The UK government is set to introduce a new Data Protection Bill which will give people the right to demand companies delete personal data. The bill, due to be introduced this summer, will make it easier for people to find out what information is held about them and how it is being used.

Matt Hancock, the Digital Minister, says that the bill amounts to a widescale "right to be forgotten" and it will give people the opportunity to separate themselves from online posts they made when younger. It will also take steps to increase privacy by making it harder for companies to gain permission for limitless access to personal data.

The idea of giving people the right to delete content posted before the age of 18 was discussed earlier in the year, but the new bill would give people far greater control over their personal data than this. As well as enabling people to have their data deleted, technology companies will be strongly encouraged to increase the security applied to such data. The bill would give the Information Commissioner's Office (ICO) the ability to fine companies 4 percent of their global turnover -- or up to £17 million ($22.2 million) -- for data law breaches.

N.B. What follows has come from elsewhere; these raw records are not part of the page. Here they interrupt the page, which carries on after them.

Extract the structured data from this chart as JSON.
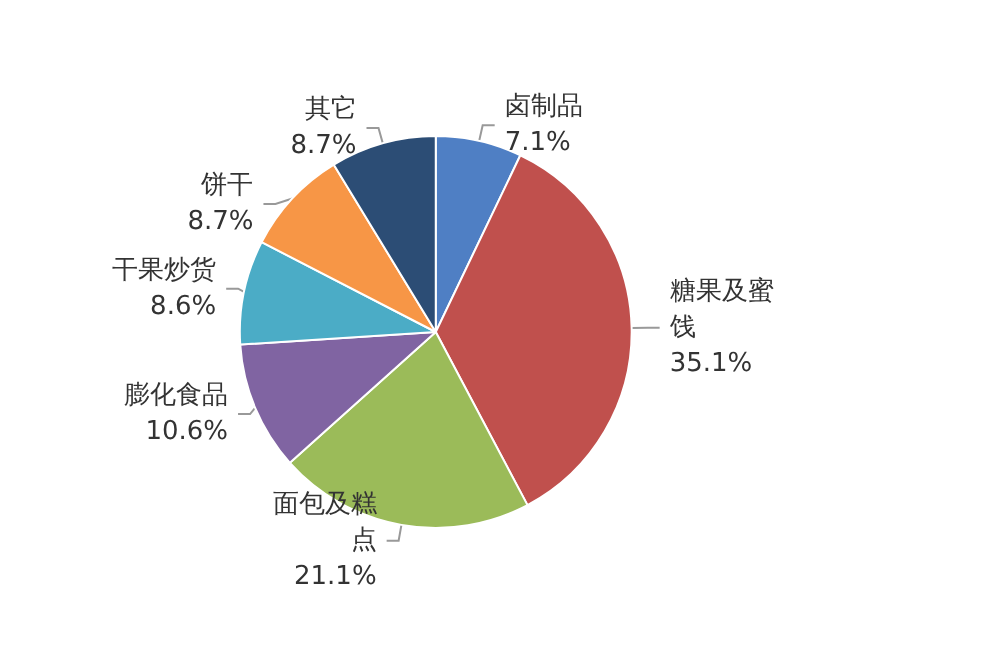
{
  "chart_data": {
    "type": "pie",
    "categories": [
      "卤制品",
      "糖果及蜜饯",
      "面包及糕点",
      "膨化食品",
      "干果炒货",
      "饼干",
      "其它"
    ],
    "values": [
      7.1,
      35.1,
      21.1,
      10.6,
      8.6,
      8.7,
      8.7
    ],
    "value_labels": [
      "7.1%",
      "35.1%",
      "21.1%",
      "10.6%",
      "8.6%",
      "8.7%",
      "8.7%"
    ],
    "colors": [
      "#4f7fc4",
      "#c0504d",
      "#9bbb59",
      "#8064a2",
      "#4bacc6",
      "#f79646",
      "#2c4d75"
    ],
    "legend": false
  }
}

In a statement, Hancock said:

The new Data Protection Bill will give us one of the most robust, yet dynamic, set of data laws in the world. It will give people more control over their data, require more consent for its use, and prepare Britain for Brexit.

Brexit is a key consideration with the new legislation. Post-Brexit, the UK government is keen for UK data protection law to be in line with European law to allow for continued, smooth data sharing. The definition of "personal data" will also be expanded to include things such as browsing history, IP addresses, cookies and DNA.

It is not clear how the government intends to reconcile giving people the right to demand that their browsing history be deleted with its own requirement for ISPs to retain the same information for at least a year. More details are expected to be revealed this week, but the bill will not be published until MPs reconvene after the summer recess.